You can include in-cluster pods as additional endpoints for the same logical service by sharing the label referenced by the workloadSelector. Istio will treat both the external IP and in-cluster pod(s) as endpoints for the hostname. Create a labeled nginx pod:
kubectl run nginx --image=nginx --labels="app=external"
kubectl get pods
# nginx  1/1  Running
Customize the pod’s index page so you can tell responses apart. Exec into the nginx pod and update the index:
kubectl exec -ti nginx -- /bin/bash
# inside container
cd /usr/share/nginx/html
echo "This is an Nginx Pod" > index.html
curl localhost
# This is an Nginx Pod
exit
Now query the ServiceEntry hostname from the test pod multiple times:
kubectl exec -ti test -- curl http://app.internal.com
# Sometimes returns the external host content (host's nginx)
# Sometimes returns "This is an Nginx Pod" (in-cluster nginx pod)

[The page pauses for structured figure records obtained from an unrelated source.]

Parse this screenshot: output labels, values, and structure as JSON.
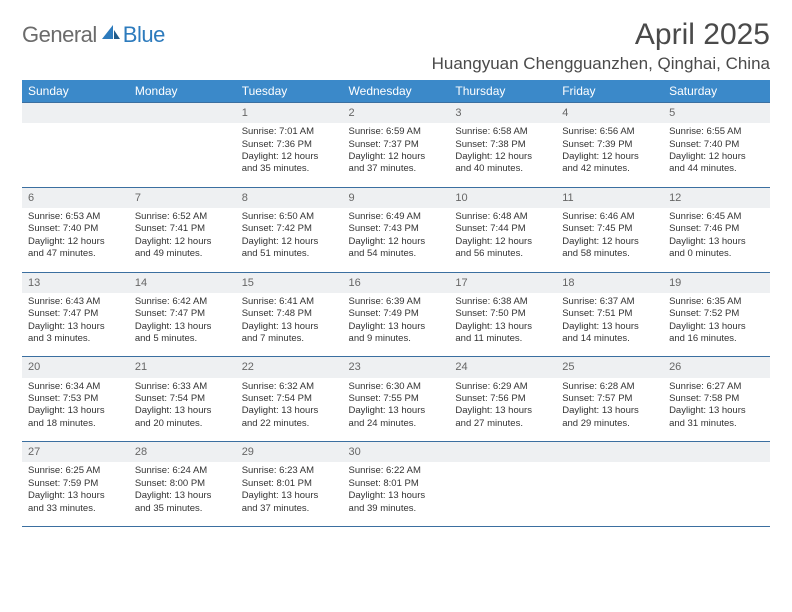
{
  "brand": {
    "general": "General",
    "blue": "Blue"
  },
  "title": "April 2025",
  "location": "Huangyuan Chengguanzhen, Qinghai, China",
  "colors": {
    "header_bg": "#3b89c9",
    "header_fg": "#ffffff",
    "daynum_bg": "#eef0f2",
    "rule": "#3b6fa0",
    "brand_gray": "#6b6b6b",
    "brand_blue": "#2d7bbd"
  },
  "weekdays": [
    "Sunday",
    "Monday",
    "Tuesday",
    "Wednesday",
    "Thursday",
    "Friday",
    "Saturday"
  ],
  "weeks": [
    [
      null,
      null,
      {
        "n": "1",
        "sr": "7:01 AM",
        "ss": "7:36 PM",
        "dl": "12 hours and 35 minutes."
      },
      {
        "n": "2",
        "sr": "6:59 AM",
        "ss": "7:37 PM",
        "dl": "12 hours and 37 minutes."
      },
      {
        "n": "3",
        "sr": "6:58 AM",
        "ss": "7:38 PM",
        "dl": "12 hours and 40 minutes."
      },
      {
        "n": "4",
        "sr": "6:56 AM",
        "ss": "7:39 PM",
        "dl": "12 hours and 42 minutes."
      },
      {
        "n": "5",
        "sr": "6:55 AM",
        "ss": "7:40 PM",
        "dl": "12 hours and 44 minutes."
      }
    ],
    [
      {
        "n": "6",
        "sr": "6:53 AM",
        "ss": "7:40 PM",
        "dl": "12 hours and 47 minutes."
      },
      {
        "n": "7",
        "sr": "6:52 AM",
        "ss": "7:41 PM",
        "dl": "12 hours and 49 minutes."
      },
      {
        "n": "8",
        "sr": "6:50 AM",
        "ss": "7:42 PM",
        "dl": "12 hours and 51 minutes."
      },
      {
        "n": "9",
        "sr": "6:49 AM",
        "ss": "7:43 PM",
        "dl": "12 hours and 54 minutes."
      },
      {
        "n": "10",
        "sr": "6:48 AM",
        "ss": "7:44 PM",
        "dl": "12 hours and 56 minutes."
      },
      {
        "n": "11",
        "sr": "6:46 AM",
        "ss": "7:45 PM",
        "dl": "12 hours and 58 minutes."
      },
      {
        "n": "12",
        "sr": "6:45 AM",
        "ss": "7:46 PM",
        "dl": "13 hours and 0 minutes."
      }
    ],
    [
      {
        "n": "13",
        "sr": "6:43 AM",
        "ss": "7:47 PM",
        "dl": "13 hours and 3 minutes."
      },
      {
        "n": "14",
        "sr": "6:42 AM",
        "ss": "7:47 PM",
        "dl": "13 hours and 5 minutes."
      },
      {
        "n": "15",
        "sr": "6:41 AM",
        "ss": "7:48 PM",
        "dl": "13 hours and 7 minutes."
      },
      {
        "n": "16",
        "sr": "6:39 AM",
        "ss": "7:49 PM",
        "dl": "13 hours and 9 minutes."
      },
      {
        "n": "17",
        "sr": "6:38 AM",
        "ss": "7:50 PM",
        "dl": "13 hours and 11 minutes."
      },
      {
        "n": "18",
        "sr": "6:37 AM",
        "ss": "7:51 PM",
        "dl": "13 hours and 14 minutes."
      },
      {
        "n": "19",
        "sr": "6:35 AM",
        "ss": "7:52 PM",
        "dl": "13 hours and 16 minutes."
      }
    ],
    [
      {
        "n": "20",
        "sr": "6:34 AM",
        "ss": "7:53 PM",
        "dl": "13 hours and 18 minutes."
      },
      {
        "n": "21",
        "sr": "6:33 AM",
        "ss": "7:54 PM",
        "dl": "13 hours and 20 minutes."
      },
      {
        "n": "22",
        "sr": "6:32 AM",
        "ss": "7:54 PM",
        "dl": "13 hours and 22 minutes."
      },
      {
        "n": "23",
        "sr": "6:30 AM",
        "ss": "7:55 PM",
        "dl": "13 hours and 24 minutes."
      },
      {
        "n": "24",
        "sr": "6:29 AM",
        "ss": "7:56 PM",
        "dl": "13 hours and 27 minutes."
      },
      {
        "n": "25",
        "sr": "6:28 AM",
        "ss": "7:57 PM",
        "dl": "13 hours and 29 minutes."
      },
      {
        "n": "26",
        "sr": "6:27 AM",
        "ss": "7:58 PM",
        "dl": "13 hours and 31 minutes."
      }
    ],
    [
      {
        "n": "27",
        "sr": "6:25 AM",
        "ss": "7:59 PM",
        "dl": "13 hours and 33 minutes."
      },
      {
        "n": "28",
        "sr": "6:24 AM",
        "ss": "8:00 PM",
        "dl": "13 hours and 35 minutes."
      },
      {
        "n": "29",
        "sr": "6:23 AM",
        "ss": "8:01 PM",
        "dl": "13 hours and 37 minutes."
      },
      {
        "n": "30",
        "sr": "6:22 AM",
        "ss": "8:01 PM",
        "dl": "13 hours and 39 minutes."
      },
      null,
      null,
      null
    ]
  ],
  "labels": {
    "sunrise": "Sunrise:",
    "sunset": "Sunset:",
    "daylight": "Daylight:"
  }
}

Because both endpoints have the same label used by workloadSelector, Istio will load-balance between them. Use Istio traffic-management features (VirtualService, DestinationRule) to control traffic weights and routing as needed.

9) WorkloadEntry and ServiceEntry quick reference

Key fields to remember:
Resource TypeImportant fieldsNotes / Example
WorkloadEntryaddress, labels, serviceAccount, network, locality, weightExample: address: 10.50.0.1 and labels: { app: external }
ServiceEntryhosts, ports, resolution (STATIC, DNS), location, workloadSelectorUse resolution: STATIC with WorkloadEntry; hosts lists the hostname apps will use
For deeper configuration and troubleshooting, see the Istio docs:
A screenshot of the Istio documentation webpage showing a table that describes WorkloadEntry fields and their meanings. Visible entries include "network", "locality", "weight", and "serviceAccount", with explanatory text and browser tabs at the top.
That completes the WorkloadEntry demo.